Earth holds all the leverage. The idea that space allows the elite to escape accountability ignores the umbilical cord of planetary logistics.
The Failure of the "Earth First" Purity Test
The "People Also Ask" columns on search engines are filled with variations of: Why spend money on space when we have poor people on Earth?
This question relies on a flawed understanding of economics. Money spent on space programs does not get packed into a metal tube and blasted into a void. Every single dollar, euro, and yen allocated to space exploration is spent right here on Earth. It goes to machinists, software engineers, fabricators, janitors, and truck drivers.
Furthermore, the technology developed for space is exactly what keeps Earth alive.
- Satellite Monitoring: We track deforestation, illegal fishing, and methane leaks using orbital assets developed by space agencies.
- Water Purification: The filtration systems used on the International Space Station are now deployed in developing nations to provide clean drinking water.
- Agricultural Efficiency: Precision farming relies on GPS and satellite imaging to reduce pesticide and fertilizer use by double-digit percentages.
Isolate our industrial focus to Earth, and you kill the innovation pipeline that mitigates terrestrial crises.
Stop Protesting the Rocket, Own the Cargo
The protest outside the aerospace convention was a waste of energy because it targeted the vehicle rather than the ownership structure.
We should not want to stop rockets from going to Mars. We should want to ensure that the intellectual property, the resource rights, and the orbital slots are not consolidated into the hands of three private companies. The mistake is allowing the space economy to be built on the same corporate blueprint as the Gilded Age railroad expansion.
I have watched venture capital firms pour billions into space startups over the last decade. They are not doing it because they love science fiction. They are doing it because they understand that the first entity to secure a monopoly on orbital logistics will dictate the terms of global trade for the next century.

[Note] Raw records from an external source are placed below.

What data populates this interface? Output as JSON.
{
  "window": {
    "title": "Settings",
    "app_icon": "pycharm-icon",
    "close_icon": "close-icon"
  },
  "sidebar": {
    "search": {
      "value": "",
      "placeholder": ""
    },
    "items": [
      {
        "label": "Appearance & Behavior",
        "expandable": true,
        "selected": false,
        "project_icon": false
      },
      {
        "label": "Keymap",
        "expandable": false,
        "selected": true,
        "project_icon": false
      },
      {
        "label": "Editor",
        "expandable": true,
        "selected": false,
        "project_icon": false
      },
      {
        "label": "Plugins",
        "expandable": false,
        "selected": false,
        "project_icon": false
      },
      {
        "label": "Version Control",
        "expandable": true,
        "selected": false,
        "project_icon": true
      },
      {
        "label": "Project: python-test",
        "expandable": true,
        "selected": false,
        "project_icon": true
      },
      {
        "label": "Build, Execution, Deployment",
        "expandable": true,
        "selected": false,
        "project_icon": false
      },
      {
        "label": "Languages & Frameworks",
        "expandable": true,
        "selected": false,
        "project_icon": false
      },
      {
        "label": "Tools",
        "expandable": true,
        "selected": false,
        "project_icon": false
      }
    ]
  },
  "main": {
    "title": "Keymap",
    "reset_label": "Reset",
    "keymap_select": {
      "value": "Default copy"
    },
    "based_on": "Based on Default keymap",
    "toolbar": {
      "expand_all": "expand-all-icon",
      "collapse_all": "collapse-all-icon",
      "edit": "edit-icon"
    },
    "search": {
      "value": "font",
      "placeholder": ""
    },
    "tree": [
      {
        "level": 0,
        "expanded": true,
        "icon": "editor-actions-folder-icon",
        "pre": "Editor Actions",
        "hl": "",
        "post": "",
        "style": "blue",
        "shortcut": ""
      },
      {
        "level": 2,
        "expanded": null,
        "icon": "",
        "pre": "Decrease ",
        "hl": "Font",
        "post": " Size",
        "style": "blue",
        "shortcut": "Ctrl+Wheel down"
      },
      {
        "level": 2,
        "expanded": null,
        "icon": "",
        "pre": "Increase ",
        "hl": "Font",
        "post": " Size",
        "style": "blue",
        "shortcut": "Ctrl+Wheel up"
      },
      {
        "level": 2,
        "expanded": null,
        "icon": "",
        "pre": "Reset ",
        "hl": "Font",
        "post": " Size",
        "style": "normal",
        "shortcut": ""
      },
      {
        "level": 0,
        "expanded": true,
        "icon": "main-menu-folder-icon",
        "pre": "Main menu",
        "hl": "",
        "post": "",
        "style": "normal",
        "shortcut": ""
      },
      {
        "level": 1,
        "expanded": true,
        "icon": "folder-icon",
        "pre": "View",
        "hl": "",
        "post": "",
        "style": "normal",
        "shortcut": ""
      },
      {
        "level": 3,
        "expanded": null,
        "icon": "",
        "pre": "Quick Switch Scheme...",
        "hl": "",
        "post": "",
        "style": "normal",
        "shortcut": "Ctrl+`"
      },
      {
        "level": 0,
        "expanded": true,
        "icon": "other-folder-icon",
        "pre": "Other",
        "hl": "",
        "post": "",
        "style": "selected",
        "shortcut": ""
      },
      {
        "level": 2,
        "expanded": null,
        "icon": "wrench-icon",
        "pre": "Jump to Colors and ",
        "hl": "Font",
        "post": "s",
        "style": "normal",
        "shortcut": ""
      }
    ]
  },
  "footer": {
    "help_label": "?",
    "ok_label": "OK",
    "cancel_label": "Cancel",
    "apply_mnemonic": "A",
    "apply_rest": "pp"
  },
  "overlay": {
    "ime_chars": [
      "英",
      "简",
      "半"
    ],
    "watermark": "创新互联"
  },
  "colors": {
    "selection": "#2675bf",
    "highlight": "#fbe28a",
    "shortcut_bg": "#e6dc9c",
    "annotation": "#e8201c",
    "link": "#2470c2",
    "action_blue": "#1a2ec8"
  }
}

While activists are busy making cardboard signs of billionaires in space helmets, private equity is quietly lobbying for the deregulation of space mining rights under international frameworks like the Artemis Accords. They want you to look at Mars as a silly vanity project so you do not notice them locking down the legal infrastructure for orbital wealth.
Do not send them to Mars. Keep them here, where the atmosphere is free, the courts have jurisdiction, and the labor force can actually organize. Let them send their automated machines to the stars while we tax the dividends to rebuild the biosphere they spent two centuries degrading.
Stop trying to ban the rocket. Take the keys instead.